Temporary facility to accommodate homeless overnight as Salvation Army shelter closes

Joe Hooks, a volunteer at The Salvation Army, sweeps the floor Monday of what was the overnight shelter. Sunday night was the final night for the sleep shelter. A temporary shelter will be provided in the space used by the Lawrence Interdenominational Nutrition Kitchen, 221 W. 10th St., at the First Christian Church.

Lawrence now has one overnight shelter to serve the city’s homeless population.

For the first time Monday night, dozens of people slept on mats in the building that houses the Lawrence Interdenominational Nutrition Kitchen, 221 W. 10th St., at the First Christian Church.

After months of notice and one delay, The Salvation Army closed its overnight shelter Sunday night in favor of a transitional housing program.

Now, the Lawrence Community Shelter leaders take on the role as the city’s only major overnight shelter.

“Things are really in flux right now because we don’t have a place for people that is sort of long term or even medium term,” said Loring Henderson, executive director of the Community Shelter, 214 W. 10th St.

The LINK site will be a temporary shelter, Henderson said. The Community Shelter has a request pending with the city and county commissions to operate an overflow shelter near 13th and Massachusetts streets in a vacant church sanctuary connected to the offices of the county’s public works building, 1242 Mass.

Douglas County commissioners are scheduled to discuss use of the county-owned building at their 6:35 p.m. meeting Wednesday. The Lawrence City Commission would still have to approve a permit for the county site to be used as an emergency shelter.

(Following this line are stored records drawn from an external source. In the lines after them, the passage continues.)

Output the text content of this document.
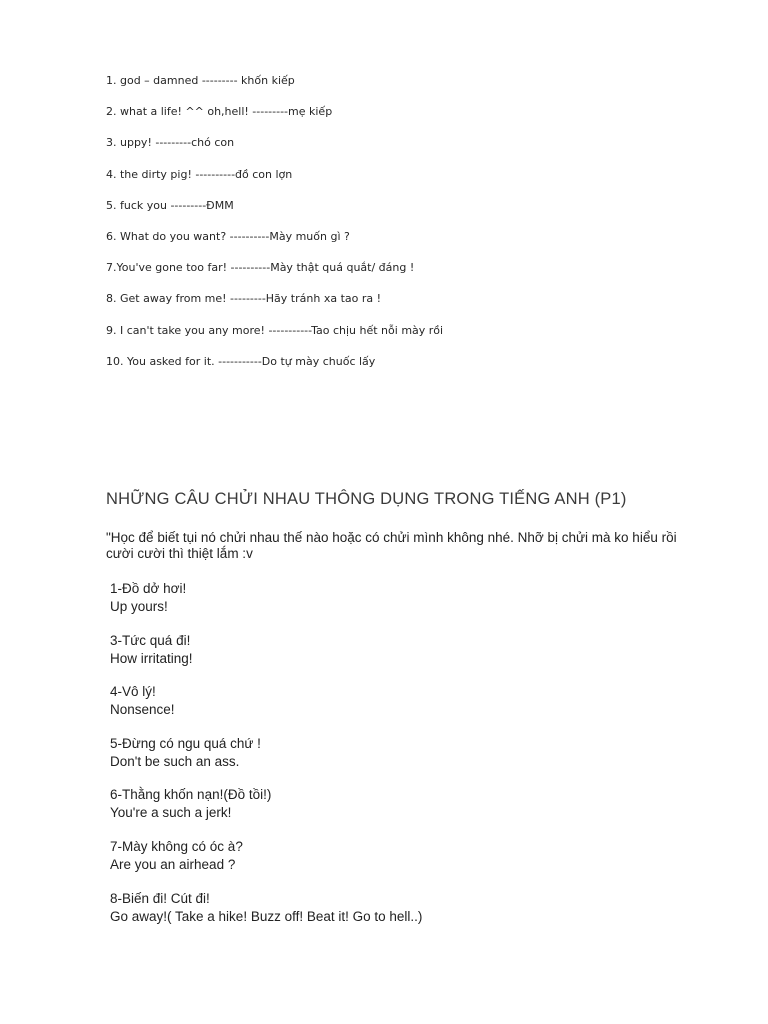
1. god – damned --------- khốn kiếp
2. what a life! ^^ oh,hell! ---------mẹ kiếp
3. uppy! ---------chó con
4. the dirty pig! ----------đồ con lợn
5. fuck you ---------ĐMM
6. What do you want? ----------Mày muốn gì ?
7.You've gone too far! ----------Mày thật quá quắt/ đáng !
8. Get away from me! ---------Hãy tránh xa tao ra !
9. I can't take you any more! -----------Tao chịu hết nỗi mày rồi
10. You asked for it. -----------Do tự mày chuốc lấy
NHỮNG CÂU CHỬI NHAU THÔNG DỤNG TRONG TIẾNG ANH (P1)

"Học để biết tụi nó chửi nhau thế nào hoặc có chửi mình không nhé. Nhỡ bị chửi mà ko hiểu rồi cười cười thì thiệt lắm :v

1-Đồ dở hơi!
Up yours!
3-Tức quá đi!
How irritating!
4-Vô lý!
Nonsence!
5-Đừng có ngu quá chứ !
Don't be such an ass.
6-Thằng khốn nạn!(Đồ tồi!)
You're a such a jerk!
7-Mày không có óc à?
Are you an airhead ?
8-Biến đi! Cút đi!
Go away!( Take a hike! Buzz off! Beat it! Go to hell..)
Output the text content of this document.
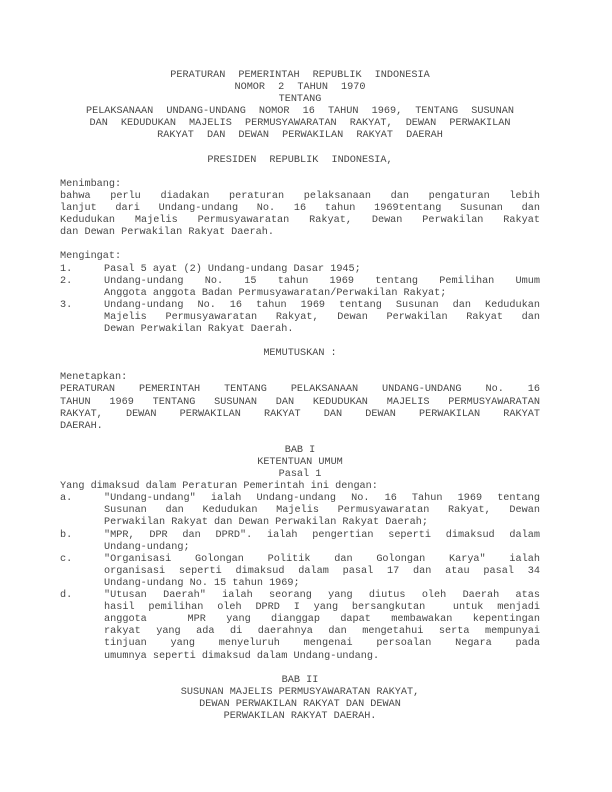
PERATURAN PEMERINTAH REPUBLIK INDONESIA
NOMOR 2 TAHUN 1970
TENTANG
PELAKSANAAN UNDANG-UNDANG NOMOR 16 TAHUN 1969, TENTANG SUSUNAN
DAN KEDUDUKAN MAJELIS PERMUSYAWARATAN RAKYAT, DEWAN PERWAKILAN
RAKYAT DAN DEWAN PERWAKILAN RAKYAT DAERAH
PRESIDEN REPUBLIK INDONESIA,
Menimbang:
bahwa perlu diadakan peraturan pelaksanaan dan pengaturan lebih
lanjut dari Undang-undang No. 16 tahun 1969tentang Susunan dan
Kedudukan Majelis Permusyawaratan Rakyat, Dewan Perwakilan Rakyat
dan Dewan Perwakilan Rakyat Daerah.
Mengingat:
1.	Pasal 5 ayat (2) Undang-undang Dasar 1945;
2.	Undang-undang No. 15 tahun 1969 tentang Pemilihan Umum
Anggota anggota Badan Permusyawaratan/Perwakilan Rakyat;
3.	Undang-undang No. 16 tahun 1969 tentang Susunan dan Kedudukan
Majelis Permusyawaratan Rakyat, Dewan Perwakilan Rakyat dan
Dewan Perwakilan Rakyat Daerah.
MEMUTUSKAN :
Menetapkan:
PERATURAN PEMERINTAH TENTANG PELAKSANAAN UNDANG-UNDANG No. 16
TAHUN 1969 TENTANG SUSUNAN DAN KEDUDUKAN MAJELIS PERMUSYAWARATAN
RAKYAT, DEWAN PERWAKILAN RAKYAT DAN DEWAN PERWAKILAN RAKYAT
DAERAH.
BAB I
KETENTUAN UMUM
Pasal 1
Yang dimaksud dalam Peraturan Pemerintah ini dengan:
a.	"Undang-undang" ialah Undang-undang No. 16 Tahun 1969 tentang
Susunan dan Kedudukan Majelis Permusyawaratan Rakyat, Dewan
Perwakilan Rakyat dan Dewan Perwakilan Rakyat Daerah;
b.	"MPR, DPR dan DPRD". ialah pengertian seperti dimaksud dalam
Undang-undang;
c.	"Organisasi Golongan Politik dan Golongan Karya" ialah
organisasi seperti dimaksud dalam pasal 17 dan atau pasal 34
Undang-undang No. 15 tahun 1969;
d.	"Utusan Daerah" ialah seorang yang diutus oleh Daerah atas
hasil pemilihan oleh DPRD I yang bersangkutan  untuk menjadi
anggota  MPR yang dianggap dapat membawakan kepentingan
rakyat yang ada di daerahnya dan mengetahui serta mempunyai
tinjuan yang menyeluruh mengenai persoalan Negara pada
umumnya seperti dimaksud dalam Undang-undang.
BAB II
SUSUNAN MAJELIS PERMUSYAWARATAN RAKYAT,
DEWAN PERWAKILAN RAKYAT DAN DEWAN
PERWAKILAN RAKYAT DAERAH.
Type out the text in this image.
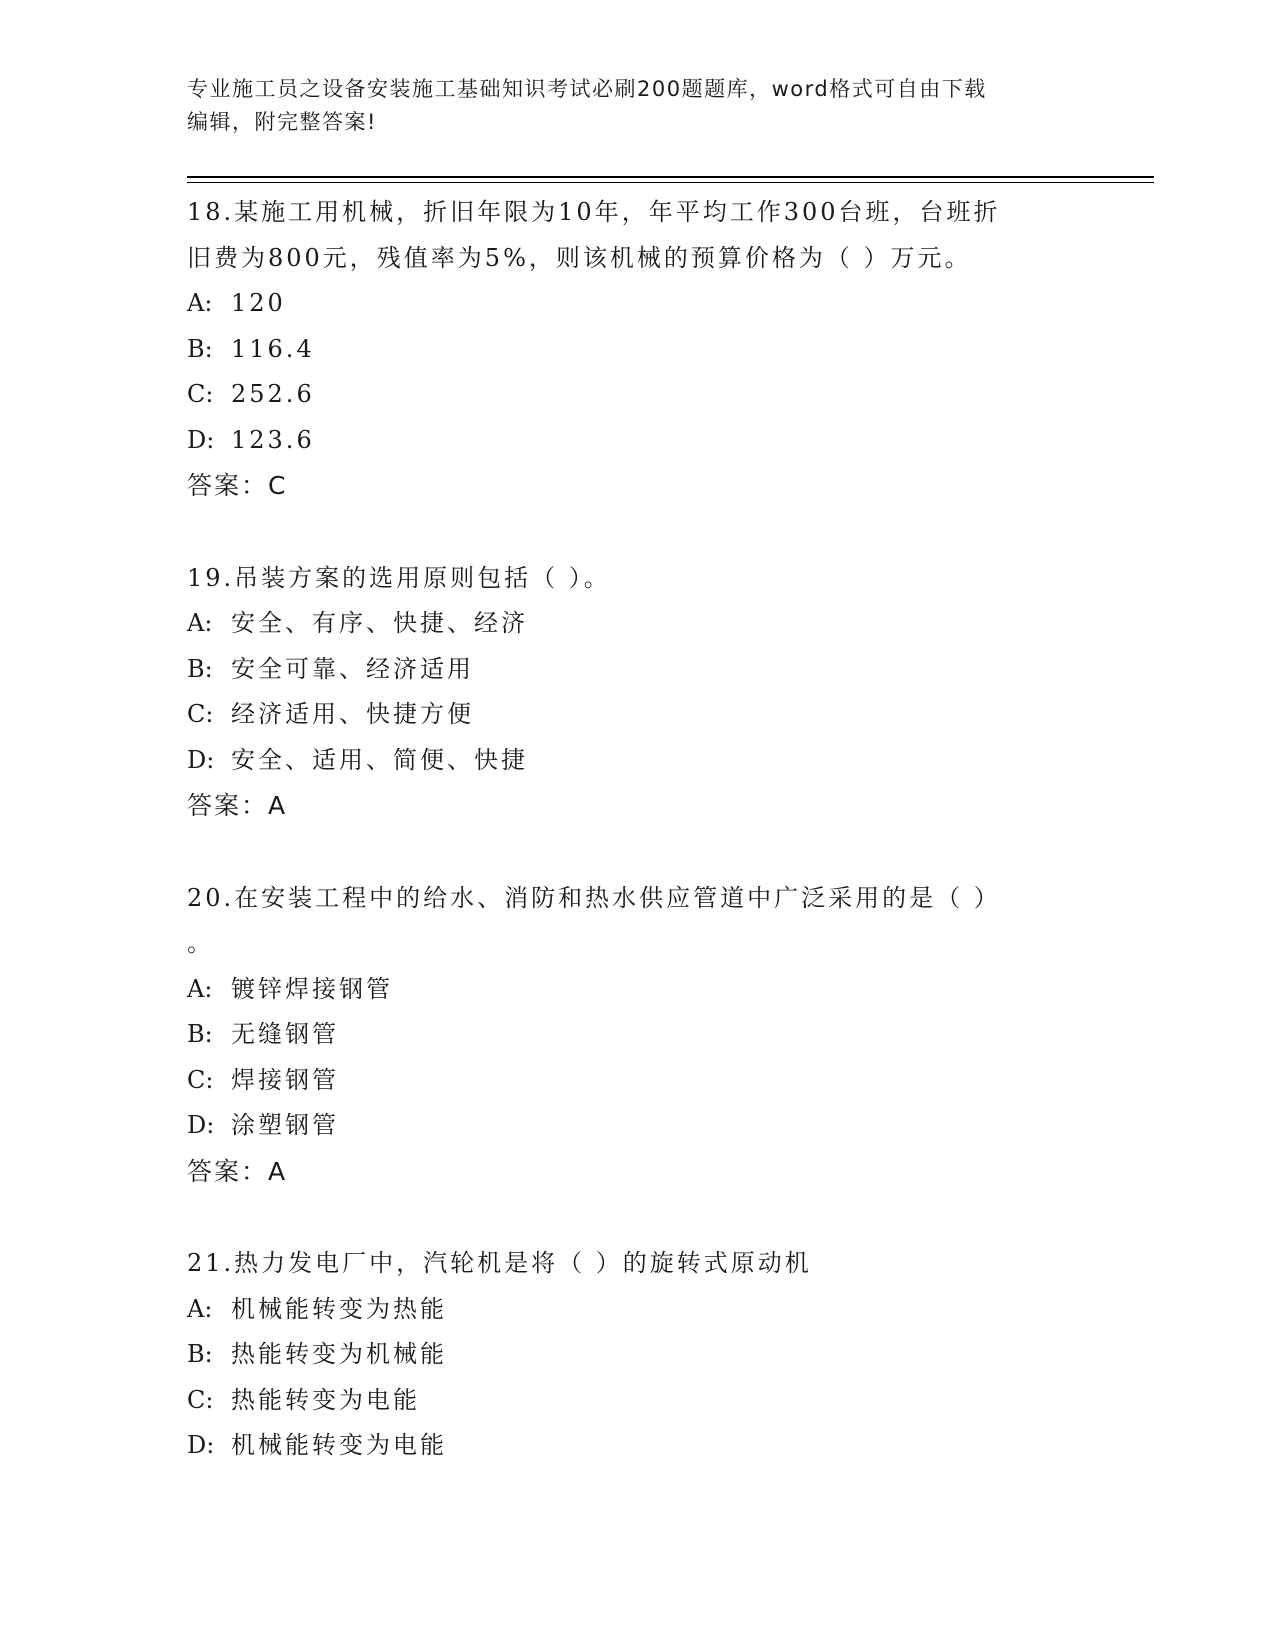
专业施工员之设备安装施工基础知识考试必刷200题题库，word格式可自由下载
编辑，附完整答案!
18.某施工用机械，折旧年限为10年，年平均工作300台班，台班折
旧费为800元，残值率为5%，则该机械的预算价格为（ ）万元。
A: 120
B: 116.4
C: 252.6
D: 123.6
答案：C
19.吊装方案的选用原则包括（ ）。
A: 安全、有序、快捷、经济
B: 安全可靠、经济适用
C: 经济适用、快捷方便
D: 安全、适用、简便、快捷
答案：A
20.在安装工程中的给水、消防和热水供应管道中广泛采用的是（ ）
。
A: 镀锌焊接钢管
B: 无缝钢管
C: 焊接钢管
D: 涂塑钢管
答案：A
21.热力发电厂中，汽轮机是将（ ）的旋转式原动机
A: 机械能转变为热能
B: 热能转变为机械能
C: 热能转变为电能
D: 机械能转变为电能
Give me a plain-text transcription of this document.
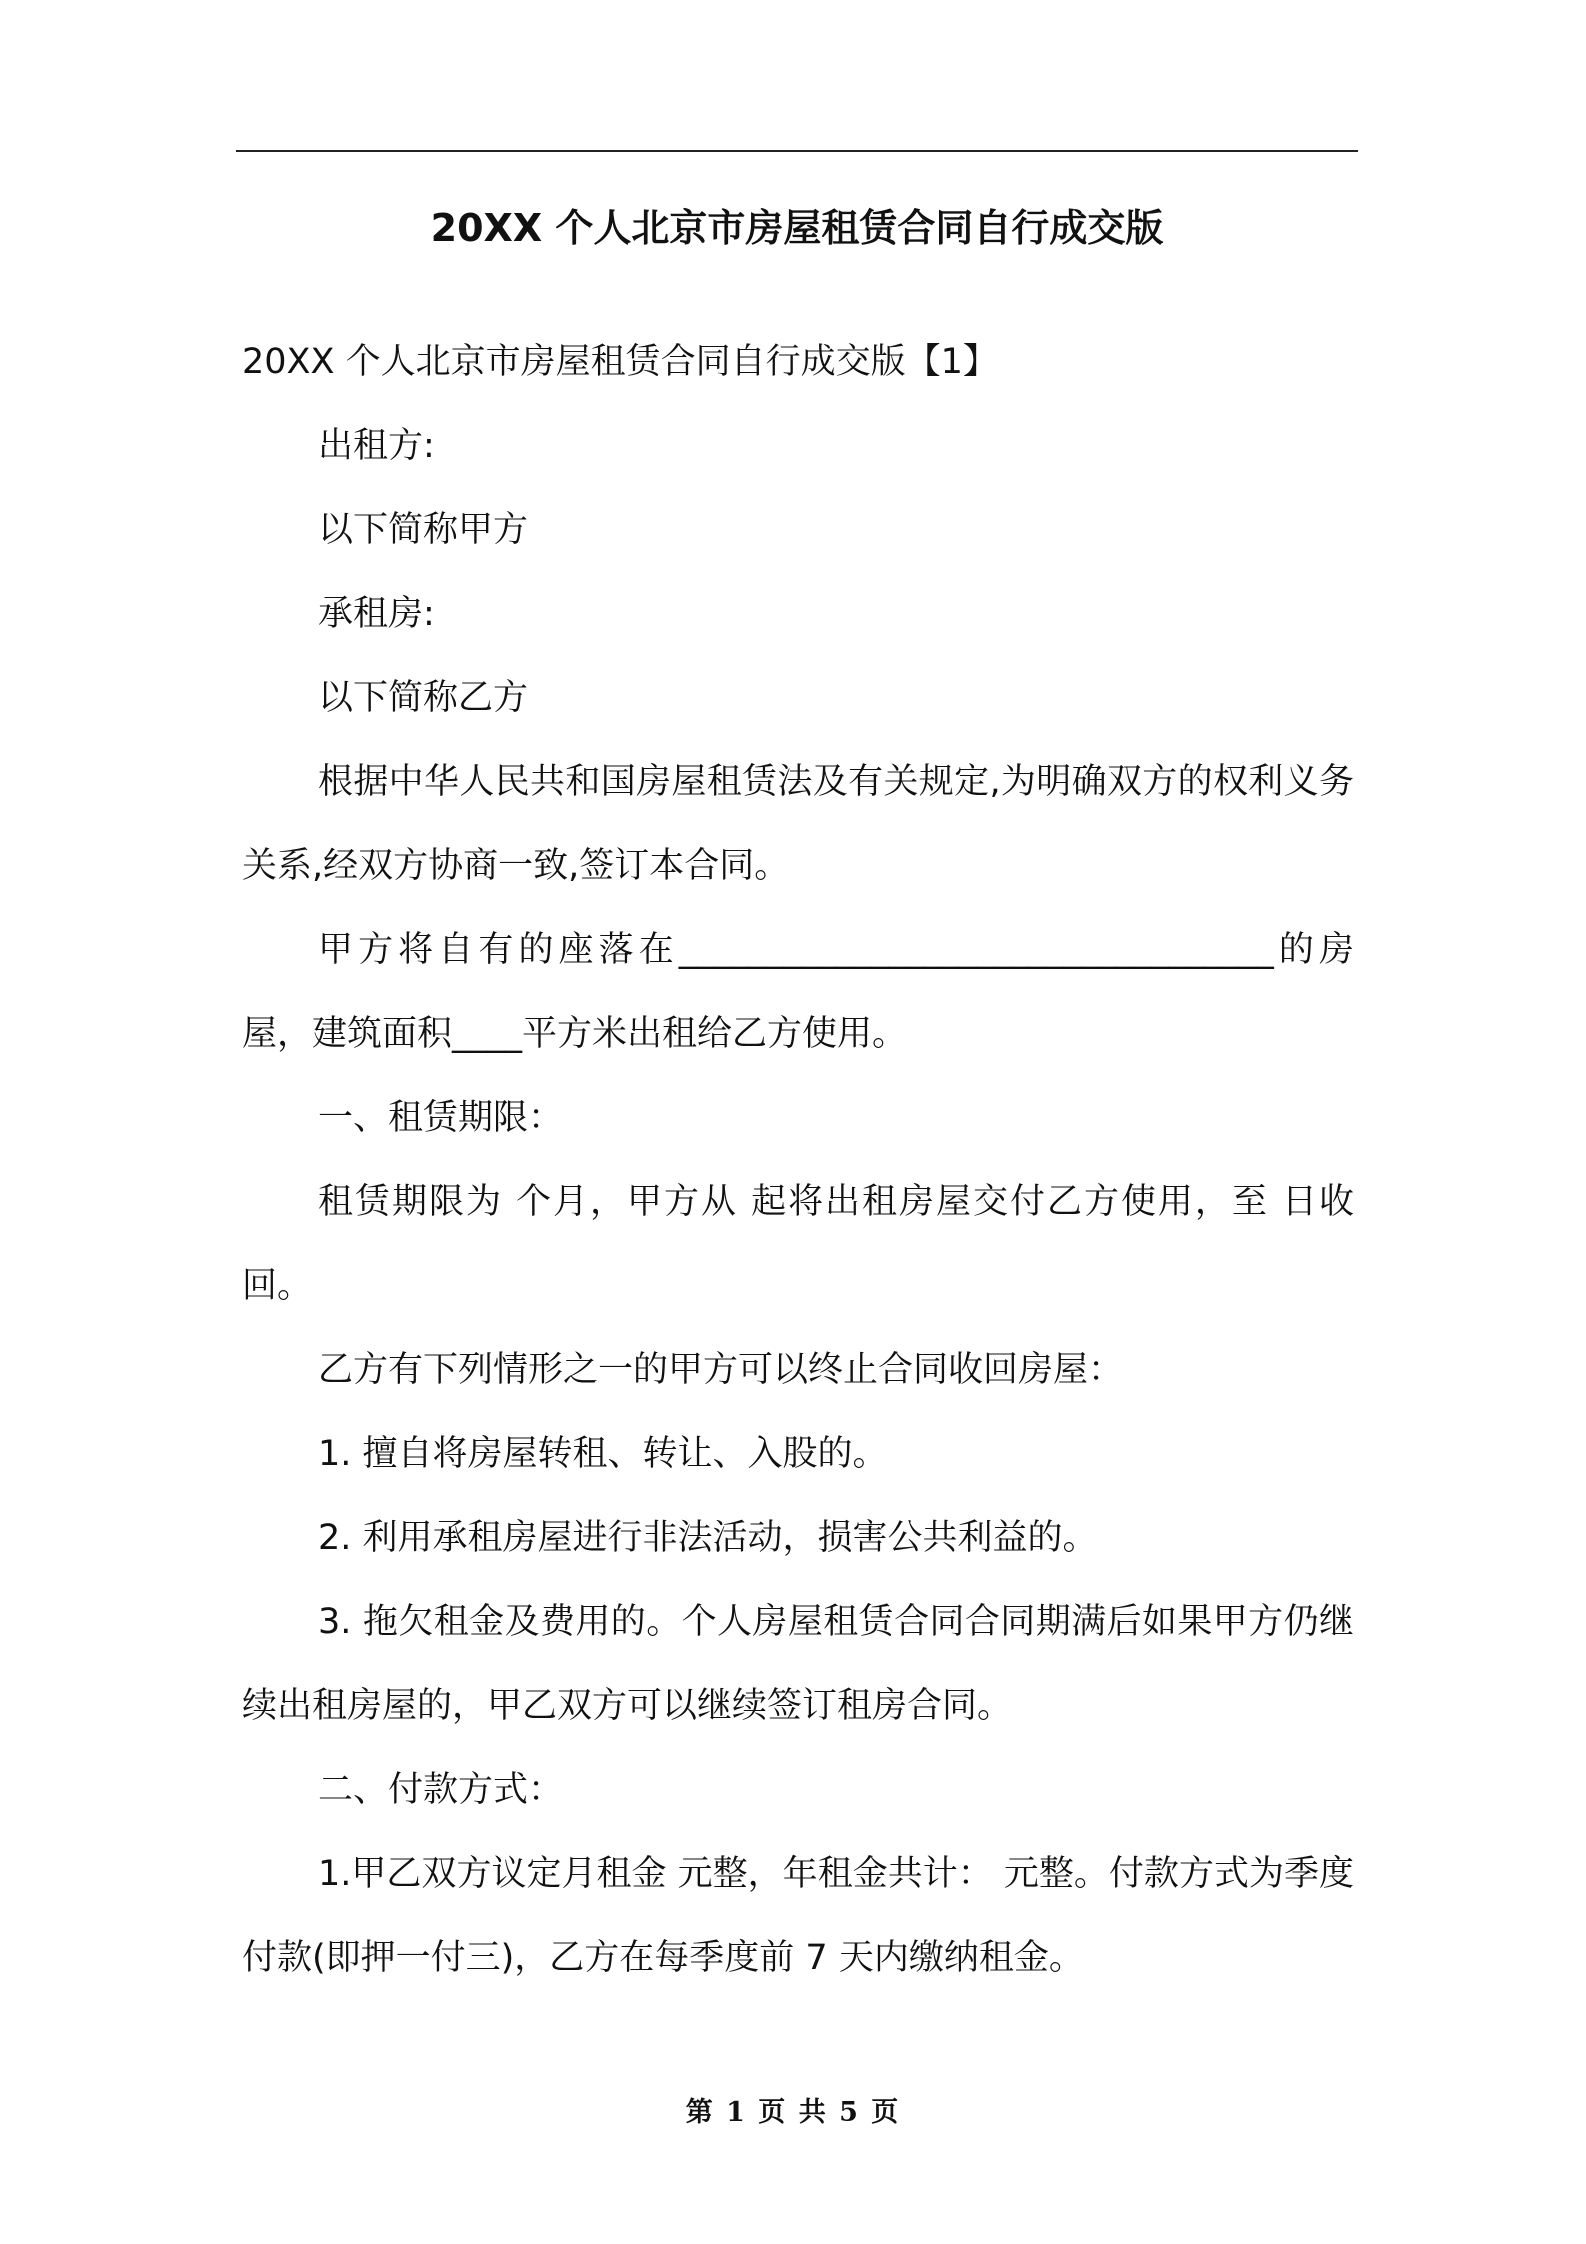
20XX 个人北京市房屋租赁合同自行成交版

20XX 个人北京市房屋租赁合同自行成交版【1】

出租方:

以下简称甲方

承租房:

以下简称乙方

根据中华人民共和国房屋租赁法及有关规定,为明确双方的权利义务关系,经双方协商一致,签订本合同。

甲方将自有的座落在__________________________________的房屋，建筑面积____平方米出租给乙方使用。

一、租赁期限：

租赁期限为 个月，甲方从 起将出租房屋交付乙方使用，至 日收回。

乙方有下列情形之一的甲方可以终止合同收回房屋：

1. 擅自将房屋转租、转让、入股的。

2. 利用承租房屋进行非法活动，损害公共利益的。

3. 拖欠租金及费用的。个人房屋租赁合同合同期满后如果甲方仍继续出租房屋的，甲乙双方可以继续签订租房合同。

二、付款方式：

1.甲乙双方议定月租金 元整，年租金共计： 元整。付款方式为季度付款(即押一付三)，乙方在每季度前 7 天内缴纳租金。

第 1 页 共 5 页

Community Shelter leaders hope to operate their current site, which is already full, and another overflow site for 18 to 24 months, until larger, more permanent shelter is ready, Henderson said.

The change

The Salvation Army months ago decided to close its overnight shelter and seek to operate a program to help families and individuals find housing. Otherwise, the remaining operations at the building, 946 N.H., will remain the same.

“Sheltering is not the solution to homelessness,” said Capt. Wes Dalberg, who leads The Salvation Army site in Lawrence. “It’s a part of what moves people along the path to getting out of homelessness, but it’s not a solution and an end in itself.”

For now, the organization is preparing to serve five families or individuals through the program, and future grant funding could boost it to 15 families or individuals.

Dalberg said the Salvation Army shelter had capacity for 42 people, and it fluctuated between 35 to 42 people per night. The Community Shelter is already at capacity at 31 people per night, Henderson said.

The LINK site will serve as a dry shelter and turn away people who have been drinking alcohol, and Henderson said he expected possibly 30 people to stay there. But the Community Shelter’s board is focusing on the county site as its preference to be a temporary overflow shelter, he said.

But that site still needs approval from the County Commission, the Lawrence-Douglas County Planning Commission and the Lawrence City Commission. Even then, it likely would not be ready until July.

One Lawrence man who had stayed in the Salvation Army shelter for about three months said he was frustrated by the uncertainty about temporary sites.

“We don’t know where we’re going to be this time or next time or whatever. We’re out here homeless, and it’s hard,” said Randall Reed, 53.

New regulations

The Community Shelter leaders publicized the opening of the LINK site as an overflow shelter over the weekend. The City Commission recently approved regulations that allow churches to operate as temporary homeless shelters as long as they are serving no more than 15 people at a time for no more than 120 days per year.

Paul Studebaker, chairman of the First Christian Church’s board of trustees, said the church did not seek city approval to allow the shelter to operate for now at the LINK site because it would be a temporary shelter. The church has already served as a Family Promise site, a nonprofit program that uses a series of churches to house up to four families.

“It’s important to have a place for people to have shelter if they need it,” Studebaker said.

But if more than 15 people stay at the LINK site per night, the Community Shelter would need to obtain a city special-use permit to operate there, according to the new city regulations.

Scott McCullough, the city’s planning and development services director, said if the city received a complaint about the LINK site, planning staffers would investigate the site and either find the site in compliance or require the shelter to seek a permit.

Shelter leaders said they moved quickly to open the LINK site because of the gap in time before the county building site could get approved.

“We’re truly in crisis. We have to put people some place tonight, and because we have this vote coming up with the County Commission, we’ll struggle through until then,” Henderson said.